Report: Behind Florida's latest insolvent insurer lurks Bill Griffin of Riscorp scandal
Wake up and good morning. When Florida regulators last week ordered the liquidation of the insolvent American Keystone Insurance Co. of Jacksonville, a home and condominium insurer with about 7,600 policyholders, little did we know who was helping to pull the insurer's strings.
Bill Griffin. Yes, the one-time Sarasota entrepreneur who built up a worker's compensation insurance busines called Riscorp, only to see it collapse. The same Bill Griffin who somehow became part of the original ownership group of the Tampa Bay Devil Rays. and the same Bill Griffin who landed in prison for orchestrating illegal political contributions. (Photo of Griffin by AP's Mark Foley.)
The same Bill Griffin whose felony conviction, under federal law, is supposed to prevent him from such involvement in the insurance industry.
Public records uncovered by reporter Paige St. John at the Sarasota Herald-Tribune show Griffin's family members and business associates financed American Keystone Insurance and controlled its holding company. Griffin himself later became a director at the holding company that owned a controlling stake in the insurer, though the newspaper says his role was not clear. Here's the complete story worthy of a close read in the Herald-Tribune. But here's a CliffsNote version of the tale connecting Griffin's Riscorp to American Keystone:
* Riscorp's crash represents the second-largest insurance failure in Florida history.
* Griffin started Riscorp in 1996, taking it public in a $200 million offering and pocketing more than $60 million in bonuses in the process.
* Less than a year later, Riscorp was little more than a shell, its books indecipherable, its assets sold and five of its officers, including Griffin, indicted on campaign finance abuse charges.
* Federal indictments alleged they had funneled over seven years more than $360,000 in illegal contributions to politicians. Among them: Former insurance commissioner Tom Gallagher; then-lawmaker Katherine Harris, and then-insurance commissioner (now U.S. Senator) Bill Nelson.
* Griffin, at the time worth more than a half-billion dollars, pleaded guilty to a single felony conspiracy charge and spent five months at a Panhandle prison camp.
* In 2006, a Sarasota company called Riscorp of Florida, which no longer listed Griffin as an officer and had formally changed its name to Greenstreet, lent the start-up American Keystone $7.2 million.
According to the Sarasota coverage, the new company applied to Florida insurance regulators for permission to operate.
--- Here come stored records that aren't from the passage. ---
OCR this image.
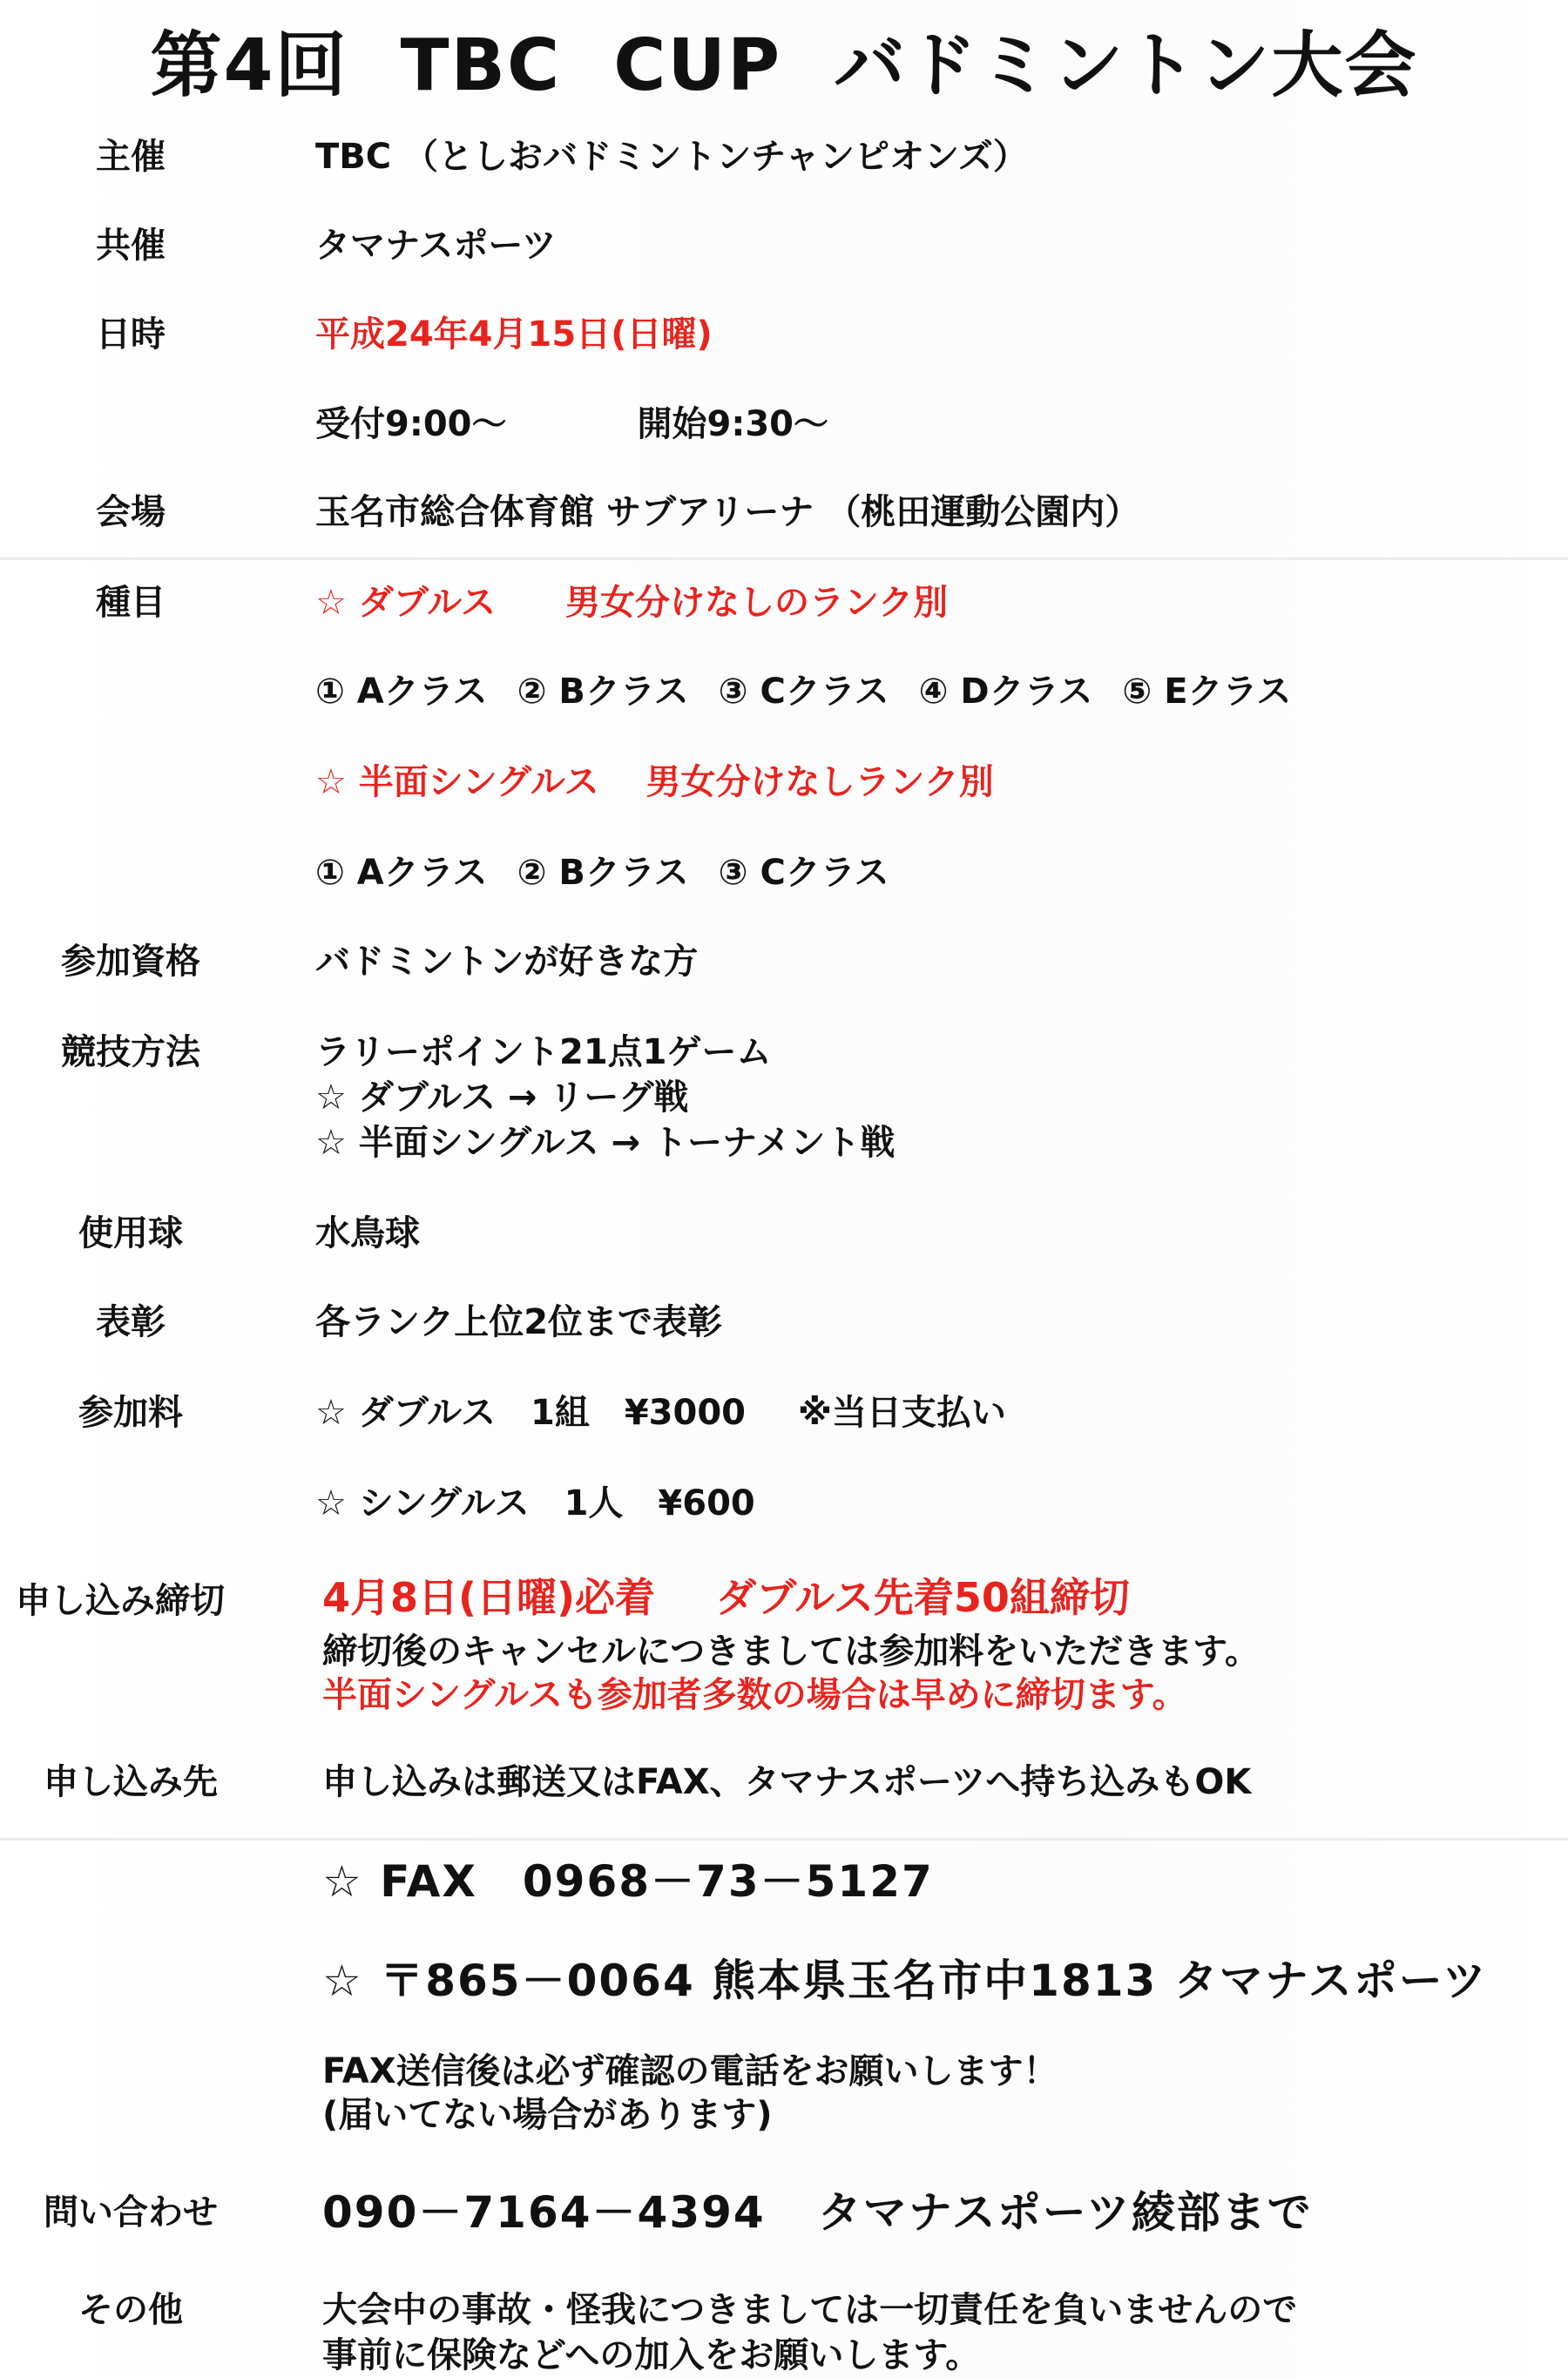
第4回 TBC CUP バドミントン大会
主催	TBC （としおバドミントンチャンピオンズ）
共催	タマナスポーツ
日時	平成24年4月15日(日曜)
受付9:00〜	開始9:30〜
会場	玉名市総合体育館 サブアリーナ （桃田運動公園内）
種目	☆ ダブルス　　男女分けなしのランク別
① Aクラス ② Bクラス ③ Cクラス ④ Dクラス ⑤ Eクラス
☆ 半面シングルス　 男女分けなしランク別
① Aクラス ② Bクラス ③ Cクラス
参加資格	バドミントンが好きな方
競技方法	ラリーポイント21点1ゲーム
☆ ダブルス → リーグ戦
☆ 半面シングルス → トーナメント戦
使用球	水鳥球
表彰	各ランク上位2位まで表彰
参加料	☆ ダブルス　1組　¥3000 ※当日支払い
☆ シングルス　1人　¥600
申し込み締切	4月8日(日曜)必着 ダブルス先着50組締切
締切後のキャンセルにつきましては参加料をいただきます。
半面シングルスも参加者多数の場合は早めに締切ます。
申し込み先	申し込みは郵送又はFAX、タマナスポーツへ持ち込みもOK
☆ FAX　0968－73－5127
☆ 〒865－0064 熊本県玉名市中1813 タマナスポーツ
FAX送信後は必ず確認の電話をお願いします！
(届いてない場合があります)
問い合わせ	090－7164－4394 タマナスポーツ綾部まで
その他	大会中の事故・怪我につきましては一切責任を負いませんので
事前に保険などへの加入をお願いします。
State regulators knew Griffin had indirect ties to the company but approved American Keystone's application because Griffin was not a director or officer in any of the companies involved.
Who owned American Keystone? A holding company called Sarasota Investor Group controlled by Griffin's son-in-law, Randal Salser, and three Griffin family trusts in the names of his son, John F. Griffin, and daughters Anna and Charlotte Griffin. Bill Griffin was not officially a part of American Keystone until later when, in 2008, Keystone told regulators that control of Sarasota Investors Group was being assumed by Greenstreet. Then, six weeks later and unknown to state regulators who had approved the transfer, reports the Herald-Tribune, Greenstreet filed corporate documents declaring Griffin as a new director.
Why do we care? Because for those who were around in the Riscorp days, the political scandal was significant. Because Tom Gallagher (read more of his involvement here), Katherine Harris (read more of her involvement here) and Bill Nelson (read more of his involvement here) were (and are) prominent political figures in Florida. Because Griffin briefly owned a piece of the Major League Baseball franchise in Tampa Bay. Because state insurance regulators were not properly policing the ownership role by a convicted felon of an insurance company. Because there's been little pick-up of the Herald-Tribune report, as the Florida media seems to lose more of its institutional memory to recall the fiasco that was Griffin's Riscorp.
Because a Florida insurance company affiliated with Griffin, American Keystone, had to be declared insolvent and ordered liquidated by the state.